(2021) Session host Alistair Cooper says Carmenere is coming of age to an extent, only having been rediscovered in Chile in the 1990s. Winemaker for Tarapaca, Sebastian Ruiz, explains that this wine from grantic soils closer to the ocean shows the influence that terroir has on the variety. So much denser and darker in colour than the three preceding reds, there's not a lot of the green, pyrozene character of some examples, but there is a dark, glossy fruity character and some real graphite finesse. The palate follows that recipe: smooth dark fruits, supple and creamy tannins, good acid balance and great drinkability.
(2016) From a single vineyard in Chile's Maipo Valley, this Syrah from Concha y Toro was aged in barrels for 14 months, a combination of small 'barriques' and large 5,000-litre casks. It has an expressive nose with a hint of meaty, sizzling bacon fat against dark, plummy fruit. On the palate it is full-bodied and dense with its 14.5% alcohol, but that meatiness and the dark bittersweet fruit and acidity is well-matched by the structure in a food-friendly wine that will also cellar for a couple of years. Watch the video for food-matching advice and more information. Note: on sale at £9 in Tesco from 24/05 - 13/06, 2016.
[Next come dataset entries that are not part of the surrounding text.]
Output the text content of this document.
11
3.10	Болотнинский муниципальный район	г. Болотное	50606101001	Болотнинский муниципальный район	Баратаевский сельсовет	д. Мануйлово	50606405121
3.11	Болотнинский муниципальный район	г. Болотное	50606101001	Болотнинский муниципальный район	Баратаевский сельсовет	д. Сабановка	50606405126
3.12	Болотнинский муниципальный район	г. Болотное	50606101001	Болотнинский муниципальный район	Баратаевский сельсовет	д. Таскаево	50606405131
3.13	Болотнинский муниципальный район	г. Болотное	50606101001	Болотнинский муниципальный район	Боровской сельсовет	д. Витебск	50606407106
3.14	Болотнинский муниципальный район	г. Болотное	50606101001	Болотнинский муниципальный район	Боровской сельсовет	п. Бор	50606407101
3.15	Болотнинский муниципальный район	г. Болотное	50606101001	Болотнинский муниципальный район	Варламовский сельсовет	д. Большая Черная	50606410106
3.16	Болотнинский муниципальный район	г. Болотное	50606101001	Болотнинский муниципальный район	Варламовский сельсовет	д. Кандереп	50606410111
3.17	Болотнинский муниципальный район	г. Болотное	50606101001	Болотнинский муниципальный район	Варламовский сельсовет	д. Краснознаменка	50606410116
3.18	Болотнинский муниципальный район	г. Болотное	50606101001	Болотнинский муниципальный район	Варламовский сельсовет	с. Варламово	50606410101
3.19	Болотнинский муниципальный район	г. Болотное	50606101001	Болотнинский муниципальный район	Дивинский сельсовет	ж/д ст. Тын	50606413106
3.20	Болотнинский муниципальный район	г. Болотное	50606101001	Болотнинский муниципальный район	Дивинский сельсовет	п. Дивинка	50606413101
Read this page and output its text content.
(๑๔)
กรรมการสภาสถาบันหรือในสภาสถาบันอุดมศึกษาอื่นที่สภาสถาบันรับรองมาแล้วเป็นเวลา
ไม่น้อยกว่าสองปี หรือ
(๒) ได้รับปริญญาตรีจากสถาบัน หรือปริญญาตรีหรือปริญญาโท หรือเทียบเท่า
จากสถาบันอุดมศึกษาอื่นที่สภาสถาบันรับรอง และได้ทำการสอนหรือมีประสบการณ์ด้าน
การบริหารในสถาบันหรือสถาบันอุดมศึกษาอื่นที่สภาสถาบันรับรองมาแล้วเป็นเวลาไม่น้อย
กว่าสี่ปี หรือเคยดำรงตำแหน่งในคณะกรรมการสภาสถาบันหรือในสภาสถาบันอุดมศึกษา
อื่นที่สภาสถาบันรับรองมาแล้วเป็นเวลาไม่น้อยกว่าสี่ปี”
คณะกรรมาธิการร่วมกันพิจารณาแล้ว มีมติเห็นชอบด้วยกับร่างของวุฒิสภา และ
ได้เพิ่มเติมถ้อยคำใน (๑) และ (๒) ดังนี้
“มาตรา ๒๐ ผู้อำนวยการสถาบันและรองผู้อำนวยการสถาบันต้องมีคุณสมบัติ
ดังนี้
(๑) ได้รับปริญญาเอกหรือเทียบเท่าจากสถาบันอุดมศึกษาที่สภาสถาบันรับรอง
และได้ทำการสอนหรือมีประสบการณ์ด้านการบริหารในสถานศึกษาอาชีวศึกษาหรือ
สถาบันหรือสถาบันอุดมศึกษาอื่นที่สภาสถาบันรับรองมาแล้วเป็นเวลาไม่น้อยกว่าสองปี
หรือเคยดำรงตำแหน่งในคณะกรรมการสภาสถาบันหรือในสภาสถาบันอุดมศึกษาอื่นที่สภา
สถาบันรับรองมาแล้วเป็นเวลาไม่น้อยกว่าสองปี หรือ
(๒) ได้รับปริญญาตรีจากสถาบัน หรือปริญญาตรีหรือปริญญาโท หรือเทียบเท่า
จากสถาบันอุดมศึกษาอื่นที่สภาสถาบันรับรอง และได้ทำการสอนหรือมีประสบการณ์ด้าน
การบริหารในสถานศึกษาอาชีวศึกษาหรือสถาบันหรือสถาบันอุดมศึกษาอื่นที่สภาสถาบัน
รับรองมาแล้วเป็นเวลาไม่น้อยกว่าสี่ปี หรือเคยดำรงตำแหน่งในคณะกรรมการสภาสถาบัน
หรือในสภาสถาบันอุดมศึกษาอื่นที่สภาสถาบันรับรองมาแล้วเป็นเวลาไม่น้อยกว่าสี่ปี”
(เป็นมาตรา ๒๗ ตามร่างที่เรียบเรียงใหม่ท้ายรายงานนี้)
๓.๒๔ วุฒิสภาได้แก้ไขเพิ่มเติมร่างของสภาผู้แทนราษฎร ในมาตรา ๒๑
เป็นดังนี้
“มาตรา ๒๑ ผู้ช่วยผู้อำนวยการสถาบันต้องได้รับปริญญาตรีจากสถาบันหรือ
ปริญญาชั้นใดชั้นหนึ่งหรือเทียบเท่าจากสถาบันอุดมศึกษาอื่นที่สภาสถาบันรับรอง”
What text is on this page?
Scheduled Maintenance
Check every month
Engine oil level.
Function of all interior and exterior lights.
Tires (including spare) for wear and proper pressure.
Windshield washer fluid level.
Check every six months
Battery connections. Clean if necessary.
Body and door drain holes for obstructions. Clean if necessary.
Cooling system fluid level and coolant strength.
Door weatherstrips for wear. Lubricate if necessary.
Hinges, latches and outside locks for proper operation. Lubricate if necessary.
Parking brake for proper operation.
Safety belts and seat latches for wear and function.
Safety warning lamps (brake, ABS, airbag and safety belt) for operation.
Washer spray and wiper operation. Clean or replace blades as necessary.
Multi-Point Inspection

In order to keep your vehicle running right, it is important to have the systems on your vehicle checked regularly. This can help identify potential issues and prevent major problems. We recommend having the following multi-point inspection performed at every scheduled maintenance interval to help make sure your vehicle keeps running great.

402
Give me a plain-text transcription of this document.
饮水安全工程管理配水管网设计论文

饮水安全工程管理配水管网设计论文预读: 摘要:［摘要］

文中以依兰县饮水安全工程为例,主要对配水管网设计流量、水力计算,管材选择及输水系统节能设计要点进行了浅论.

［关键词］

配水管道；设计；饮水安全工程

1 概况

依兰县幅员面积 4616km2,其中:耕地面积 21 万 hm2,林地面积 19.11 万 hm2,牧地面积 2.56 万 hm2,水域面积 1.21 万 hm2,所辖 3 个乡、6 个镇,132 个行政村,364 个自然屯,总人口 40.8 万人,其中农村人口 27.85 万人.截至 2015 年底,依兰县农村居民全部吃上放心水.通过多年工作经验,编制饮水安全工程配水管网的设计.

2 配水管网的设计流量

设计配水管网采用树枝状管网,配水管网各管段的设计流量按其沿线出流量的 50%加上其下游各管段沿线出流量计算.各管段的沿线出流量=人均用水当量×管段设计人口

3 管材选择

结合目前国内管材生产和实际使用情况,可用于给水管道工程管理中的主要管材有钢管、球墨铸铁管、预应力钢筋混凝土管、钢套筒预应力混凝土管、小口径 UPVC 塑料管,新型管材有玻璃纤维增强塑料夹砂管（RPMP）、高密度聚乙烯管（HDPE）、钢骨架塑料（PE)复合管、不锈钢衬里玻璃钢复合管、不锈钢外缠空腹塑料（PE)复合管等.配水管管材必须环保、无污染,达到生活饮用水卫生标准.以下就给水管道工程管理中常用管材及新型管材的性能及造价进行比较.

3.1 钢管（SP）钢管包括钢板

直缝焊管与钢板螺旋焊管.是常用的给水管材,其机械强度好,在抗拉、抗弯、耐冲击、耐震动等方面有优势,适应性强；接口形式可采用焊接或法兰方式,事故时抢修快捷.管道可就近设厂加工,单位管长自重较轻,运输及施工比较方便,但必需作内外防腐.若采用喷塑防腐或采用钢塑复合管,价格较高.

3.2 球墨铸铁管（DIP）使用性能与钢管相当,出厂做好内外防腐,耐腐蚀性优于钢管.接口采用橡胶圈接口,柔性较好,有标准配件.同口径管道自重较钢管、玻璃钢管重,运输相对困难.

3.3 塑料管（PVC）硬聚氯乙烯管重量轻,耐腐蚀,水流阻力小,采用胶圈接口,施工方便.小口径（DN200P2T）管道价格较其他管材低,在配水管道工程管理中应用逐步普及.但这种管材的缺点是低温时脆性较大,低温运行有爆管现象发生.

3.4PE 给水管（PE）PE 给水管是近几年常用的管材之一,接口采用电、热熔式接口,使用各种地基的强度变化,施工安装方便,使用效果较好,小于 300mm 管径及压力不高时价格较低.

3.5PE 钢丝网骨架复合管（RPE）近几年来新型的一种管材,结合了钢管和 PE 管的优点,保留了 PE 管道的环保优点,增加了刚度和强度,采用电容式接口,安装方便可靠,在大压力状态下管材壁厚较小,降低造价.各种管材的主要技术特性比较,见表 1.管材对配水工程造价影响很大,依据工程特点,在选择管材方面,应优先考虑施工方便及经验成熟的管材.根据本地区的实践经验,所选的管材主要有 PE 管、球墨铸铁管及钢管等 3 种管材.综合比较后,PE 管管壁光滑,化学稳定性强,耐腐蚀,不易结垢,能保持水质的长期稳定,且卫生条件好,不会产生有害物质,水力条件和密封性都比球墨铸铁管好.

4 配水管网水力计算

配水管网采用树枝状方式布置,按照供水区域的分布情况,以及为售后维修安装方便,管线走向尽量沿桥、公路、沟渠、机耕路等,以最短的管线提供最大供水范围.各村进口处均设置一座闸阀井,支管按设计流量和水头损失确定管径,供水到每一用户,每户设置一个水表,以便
(2016) Solid and sweet cassis and black plum, licked with chocolate and smoky spice, but seriously sweet and ripe fruit, with a richness and gloss, though the chocolate smoothness of the tannins makes it very svelte and creamy. Good structure in a classic style, and very well done. 2013 not in UK at time of writing, so price quoted is for 2012.
(2016) Maipo fruit. Colluvial material from the volcanos. A minty, eucalypt nose, with a touch of smokiness and good black fruit, dark berries. The palate has a great juicy concentration of cassis, with a tart plum and cherry skin acidity, and again the tannins are ripe and creamy-smooth. The structure is there, but it’s a tight framework of tannins and acids draped by that sweet black fruit and creamy oak.
(2016) Oak is one third each of new, 2nd and 3rd use barrela. Juicy and lightly minty, with some chocolate and earthy creamy notes. It has pretty big tannins, chewy and dense, a spicy and balanced finish.
(2016) Pleasing bloody touches to the black fruit and the earthy meaty qualities again, I like the structure and the solid tannins which are grippy but fine. The fruit stays quite substantial and has the nice blend of sweetness and grippy, meaty structure. 2011 currently showing on Majestic's website.
(2010) >From the Maipo Valley this is minty and ripe, with lots of sweet fruit, lots of cassis freshness and ripeness, just a touch of underpinning meatiness. Lovely fleshy density on the palate, with a lip-smacking acidity and grip. Good stuff at a relatively modest price.
(2010) An independent winery marketed by Concha y Toro in the UK, where former CyT winemaker Max Weinlaub is in charge. This is 75% Carmenère, and has a very tight, focused, blackcurrant and graphite nose with teasing glimpses of chocolate and slightly earthy, herby notes. On the palate it is a big wine (14.5%) with a full attack of super-sweet, undiluted cassis fruit and firm, spicy and juicy tannins, It is perhaps a touch too oaky and extracted in the finish for my taste, lacking just a little dimension, but it is impressive, decisive stuff.
(2010) The second wine from Viña Maipo is a fairly unusual blend of Syrah and Petite Sirah, weighing in with 14.5% alcohol. There's an authentic Syrah whiff of Smokey bacon on the nose, the charry barrel and the meaty, spicy fruit melding nicely. On the palate this is very concentrated and intense with a firm backbone of tannin and plum skin, bittersweet fruit. It is probably a bit too big for its own boots in a way, those slightly aggressive tannins, big oak and the firmness unrelenting, so just lacking a touch of charm. There's great fruit and a potentially terrific wine in there, but it just needs to pull back 20% or 30% on everything basically.
(2004) Carmenère is seen by many as Chile's ace in the pack; this almost forgotten Bordeaux variety was mis-identified as Merlot for many years, before its true identity was rediscovered. Jancis Robinson is just one wine critic I have talked to who is a fan of the grape, but is sceptical about its suitability as a single varietal wine. If any example was going to prove the case for varietal Carmenère, it would be this "super-Carm" from Errazuriz's Don Maxiamo vineyard, retailing at he nose is like opening up a spice cupboard; a melange of clove, ginger and exotic spices wrapped in a cedary framework. There's a charcoally density and concentrated muscularity to the fruit. On the palate it delivers a big shock-wave of grippy, tannic black fruit with masses of inky extraction and a bite of cherry-skin acidity wrapped in spices and toast. This is formidable and serious stuff, and benchmark Carmenère, though some may find it overpowering.